On a trouvé beaucoup de variété dans les testicules de cet animal. Le plus souvent il n'y en a que deux, qui sont d'un blanc jaunâtre, de la forme d'une petite feve, assez longs, & ayant chacun une espece de petite glande plus blanche, & presque transparente, appliquée sur la partie supérieure; ensorte qu'elle semble ne faire qu'un corps avec le testicule, & qu'elle n'en est distinguée que par la couleur. Quelquefois les testicules sont en forme de poire assez irréguliere, & dont la pointe est tournée vers le bas. Assez souvent ils sont joints l'un à l'autre parune espece de petit corps glanduleux. Quelquefois on trouve distinctement quatre testicules, dont les deux inférieurs sont plus petits que les supérieurs.

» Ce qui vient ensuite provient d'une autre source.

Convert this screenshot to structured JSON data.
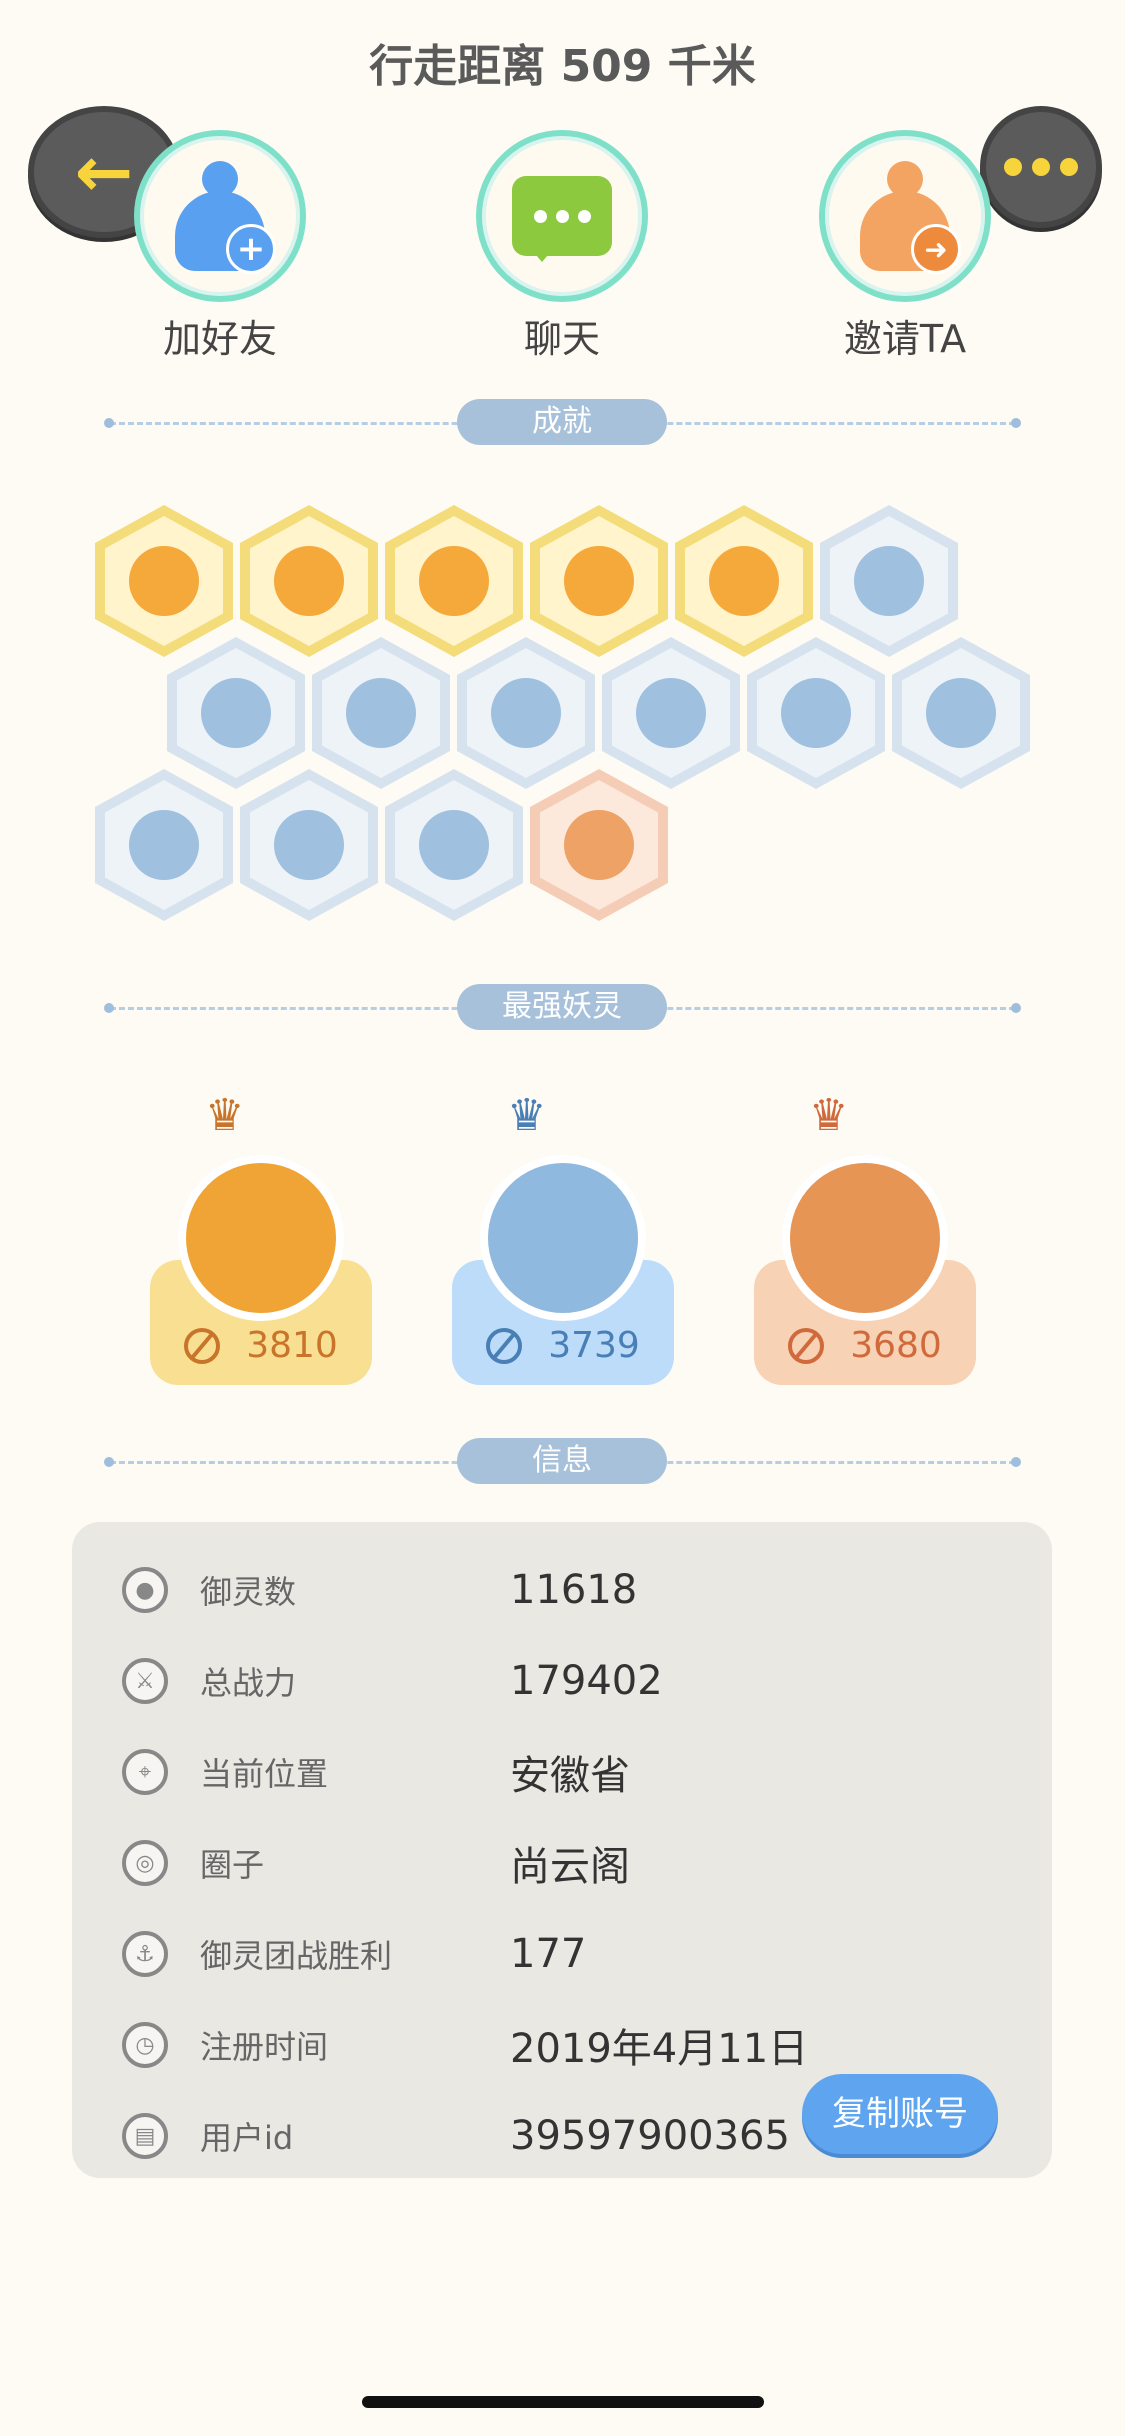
{
  "header": {
    "title": "行走距离 509 千米"
  },
  "actions": [
    {
      "label": "加好友",
      "icon": "add-friend-icon"
    },
    {
      "label": "聊天",
      "icon": "chat-icon"
    },
    {
      "label": "邀请TA",
      "icon": "invite-icon"
    }
  ],
  "sections": {
    "achievements": "成就",
    "strongest": "最强妖灵",
    "info": "信息"
  },
  "achievements": {
    "badges": [
      {
        "tier": "gold"
      },
      {
        "tier": "gold"
      },
      {
        "tier": "gold"
      },
      {
        "tier": "gold"
      },
      {
        "tier": "gold"
      },
      {
        "tier": "blue"
      },
      {
        "tier": "blue"
      },
      {
        "tier": "blue"
      },
      {
        "tier": "blue"
      },
      {
        "tier": "blue"
      },
      {
        "tier": "blue"
      },
      {
        "tier": "blue"
      },
      {
        "tier": "blue"
      },
      {
        "tier": "blue"
      },
      {
        "tier": "blue"
      },
      {
        "tier": "peach"
      }
    ]
  },
  "strongest": [
    {
      "power": "3810",
      "color": "#f9df92",
      "text_color": "#c8742a",
      "avatar_color": "#f0a435"
    },
    {
      "power": "3739",
      "color": "#bcdcfa",
      "text_color": "#4a7fb5",
      "avatar_color": "#8fb9de"
    },
    {
      "power": "3680",
      "color": "#f8d2b4",
      "text_color": "#d06a3c",
      "avatar_color": "#e69555"
    }
  ],
  "info": {
    "rows": [
      {
        "label": "御灵数",
        "value": "11618",
        "icon": "spirit-icon"
      },
      {
        "label": "总战力",
        "value": "179402",
        "icon": "sword-icon"
      },
      {
        "label": "当前位置",
        "value": "安徽省",
        "icon": "location-icon"
      },
      {
        "label": "圈子",
        "value": "尚云阁",
        "icon": "circle-icon"
      },
      {
        "label": "御灵团战胜利",
        "value": "177",
        "icon": "anchor-icon"
      },
      {
        "label": "注册时间",
        "value": "2019年4月11日",
        "icon": "clock-icon"
      },
      {
        "label": "用户id",
        "value": "39597900365",
        "icon": "id-card-icon"
      }
    ],
    "copy_button": "复制账号"
  }
}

On remarque cette variété dans les différens âges & les différentes especes de salamandres mâles.

La partie supérieure de chaque testicule est attachée au sac pulmonaire vers le milieu de sa longueur par un petit vaisseau ligamenteux; ou plûtôt ce petit vaisseau ne fait que passer dans la membrane qui attache le sac pulmonaire, & va se perdre dans la même membrane proche du canal déférent.

Le canal déférent se trouve vers l'anus; dans cet endroit est un corps cartilagineux, long d'environ deux lignes, en forme de mitre, qui selon toutes les apparences, tient lieu de verge à cet animal; car il est vraissemblable que la salamandre s'accouple réellement, quoiqu'aucun physicien n'ait peut - être pas encore vû cet accouplement; mais ce qui doit persuader qu'il se fait, c'est que les salamandres sont vivipares.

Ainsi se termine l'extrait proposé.